To protect that finicky investment, the fuel should pass through an efficient sequential filtration system. This begins with a relatively large and coarse initial filter/water separator, leading to a smaller and finer filter mounted on the engine. The main cartridge has a hydrophobic barrier made of silicone-treated cellulose. The repelled water particles coalesce into droplets that fall to the bottom of the filter housing bowl, where they can be sighted (in the case of clear bowls) and occasionally drained via a low tap.
Debate rages as to how many filters are required, how large, and how many microns they should be. The nuanced answer is: It depends. First, on how meticulous one has been in the sourcing, stowage and remedial treatments of the fuel. Next is how convenient it is to access the system for regular water drainage, filter changes and bleeding once the system has been cracked open.
The manufacturers recommendations are general guidelines that do not take into consideration the gallons-per-hour consumption of your specific engine, nor the average hours of operation. There are earthmovers sucking barrels per hour, generators running 24/7, and then there are the purist sailors who struggle to remember where the starter switch is. We sailors can get away with smaller and finer filters simply because we push less volume through them. But, however counterintuitive it may sound, this can be overdone. Multiple filters with small micron ratings can result in higher vacuum pressure. This can ultimately damage the O-rings and gaskets on the engine lift pump and result in injection-pump inefficiency or even failure.

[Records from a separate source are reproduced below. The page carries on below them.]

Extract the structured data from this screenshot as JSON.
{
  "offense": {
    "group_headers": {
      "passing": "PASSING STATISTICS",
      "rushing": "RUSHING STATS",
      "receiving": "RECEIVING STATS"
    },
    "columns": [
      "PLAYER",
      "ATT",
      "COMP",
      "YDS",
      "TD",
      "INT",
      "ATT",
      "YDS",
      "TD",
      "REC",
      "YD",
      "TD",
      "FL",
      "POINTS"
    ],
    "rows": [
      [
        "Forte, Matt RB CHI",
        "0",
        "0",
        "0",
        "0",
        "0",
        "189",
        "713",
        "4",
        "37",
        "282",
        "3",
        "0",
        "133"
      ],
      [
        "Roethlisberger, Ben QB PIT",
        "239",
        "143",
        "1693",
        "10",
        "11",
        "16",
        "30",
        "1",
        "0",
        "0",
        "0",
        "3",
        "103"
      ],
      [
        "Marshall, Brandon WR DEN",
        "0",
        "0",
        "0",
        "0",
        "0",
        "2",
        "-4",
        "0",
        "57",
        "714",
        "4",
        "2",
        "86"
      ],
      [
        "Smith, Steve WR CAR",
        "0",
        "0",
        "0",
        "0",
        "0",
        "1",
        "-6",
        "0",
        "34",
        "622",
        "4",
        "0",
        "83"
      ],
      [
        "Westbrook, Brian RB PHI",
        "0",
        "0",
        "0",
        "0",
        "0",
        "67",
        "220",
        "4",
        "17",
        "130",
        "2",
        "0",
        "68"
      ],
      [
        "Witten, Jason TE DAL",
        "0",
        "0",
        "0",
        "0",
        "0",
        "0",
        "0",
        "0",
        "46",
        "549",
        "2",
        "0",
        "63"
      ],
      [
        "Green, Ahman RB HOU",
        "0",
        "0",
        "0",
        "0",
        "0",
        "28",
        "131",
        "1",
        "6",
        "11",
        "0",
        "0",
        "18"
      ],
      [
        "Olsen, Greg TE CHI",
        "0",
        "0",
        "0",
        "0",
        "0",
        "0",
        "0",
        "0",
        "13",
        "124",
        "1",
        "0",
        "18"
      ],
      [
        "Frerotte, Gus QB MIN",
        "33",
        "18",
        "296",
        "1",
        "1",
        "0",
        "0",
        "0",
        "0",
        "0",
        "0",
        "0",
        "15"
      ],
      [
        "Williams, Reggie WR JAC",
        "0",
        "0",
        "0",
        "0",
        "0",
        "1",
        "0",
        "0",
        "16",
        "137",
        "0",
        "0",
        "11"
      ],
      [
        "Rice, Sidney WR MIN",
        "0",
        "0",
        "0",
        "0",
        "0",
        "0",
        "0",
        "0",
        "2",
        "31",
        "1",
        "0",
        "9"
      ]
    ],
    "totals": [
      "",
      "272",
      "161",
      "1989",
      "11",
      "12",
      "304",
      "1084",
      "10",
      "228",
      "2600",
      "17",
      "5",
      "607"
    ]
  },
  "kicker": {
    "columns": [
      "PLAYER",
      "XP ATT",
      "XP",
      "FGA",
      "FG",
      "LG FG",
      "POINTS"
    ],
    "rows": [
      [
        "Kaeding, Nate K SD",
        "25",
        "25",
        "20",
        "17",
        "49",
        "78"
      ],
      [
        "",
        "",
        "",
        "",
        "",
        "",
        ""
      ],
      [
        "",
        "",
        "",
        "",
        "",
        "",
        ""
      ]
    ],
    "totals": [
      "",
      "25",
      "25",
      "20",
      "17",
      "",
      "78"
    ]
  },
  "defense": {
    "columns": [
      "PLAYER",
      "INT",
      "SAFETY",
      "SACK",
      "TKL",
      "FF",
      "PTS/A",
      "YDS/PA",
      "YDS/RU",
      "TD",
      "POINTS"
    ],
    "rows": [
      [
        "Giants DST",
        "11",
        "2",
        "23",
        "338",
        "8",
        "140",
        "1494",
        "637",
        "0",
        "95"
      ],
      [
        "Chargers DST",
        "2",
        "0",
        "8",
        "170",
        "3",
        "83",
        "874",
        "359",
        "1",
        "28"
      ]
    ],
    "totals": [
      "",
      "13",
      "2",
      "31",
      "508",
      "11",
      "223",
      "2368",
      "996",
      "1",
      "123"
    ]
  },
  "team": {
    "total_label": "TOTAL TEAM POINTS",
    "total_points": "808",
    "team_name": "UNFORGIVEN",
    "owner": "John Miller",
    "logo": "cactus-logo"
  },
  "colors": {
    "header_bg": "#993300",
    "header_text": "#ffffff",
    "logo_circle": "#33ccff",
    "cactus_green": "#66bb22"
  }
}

I have successfully used the “10-2 System” for decades. My initial filter is a 10-micron Racor with a spinning water separator, and the engine-mounted final filter is a 2-micron cartridge. I change them at least as often as the engine oil, which means every 200 hours of operation or at the annual spring recommission, whichever comes first.
Don’t rely on your memory; tempus fugit. Install a proper Hobbs meter (engine-hour clock) to accurately track maintenance history, and mark on all filters with large numbers the date of change and engine hours at that time.
But if you are the belt-and-suspender type you may consider a bypass system in the event of a sudden shutdown, or a circular fuel “polishing” system to prevent such. The bypass is simply a diverter valve that funnels the fuel to an independent pre-filled filter and rejoins the main fuel supply line downstream of the original filter. It is important to isolate the primary filter at both ends via a Y-valve or add-itional shutoffs.
Because a polishing system operates independent from the engine, it requires a fuel-safe 12- or 24-volt pump capable of creating sufficient pressure to lift fuel from the main tank, force it through a filtration system and return it to the tank. As this requires ample engine-room space and usually comes at considerable cost, you may consider the services of a professional fuel polisher instead, who, in situ, will vacuum any sludge and debris from your tank bottom and run your fuel through a high-volume filtration system. This might be money well spent before a major offshore venture.
In conclusion, if you source, store, condition and filter your fuel as described, you can be almost guaranteed that Old Smokey will be less so, and purr away happily for many wonderful years and miles to come.
Alvah Simon is a veteran circumnavigator, writer and CW contributing editor.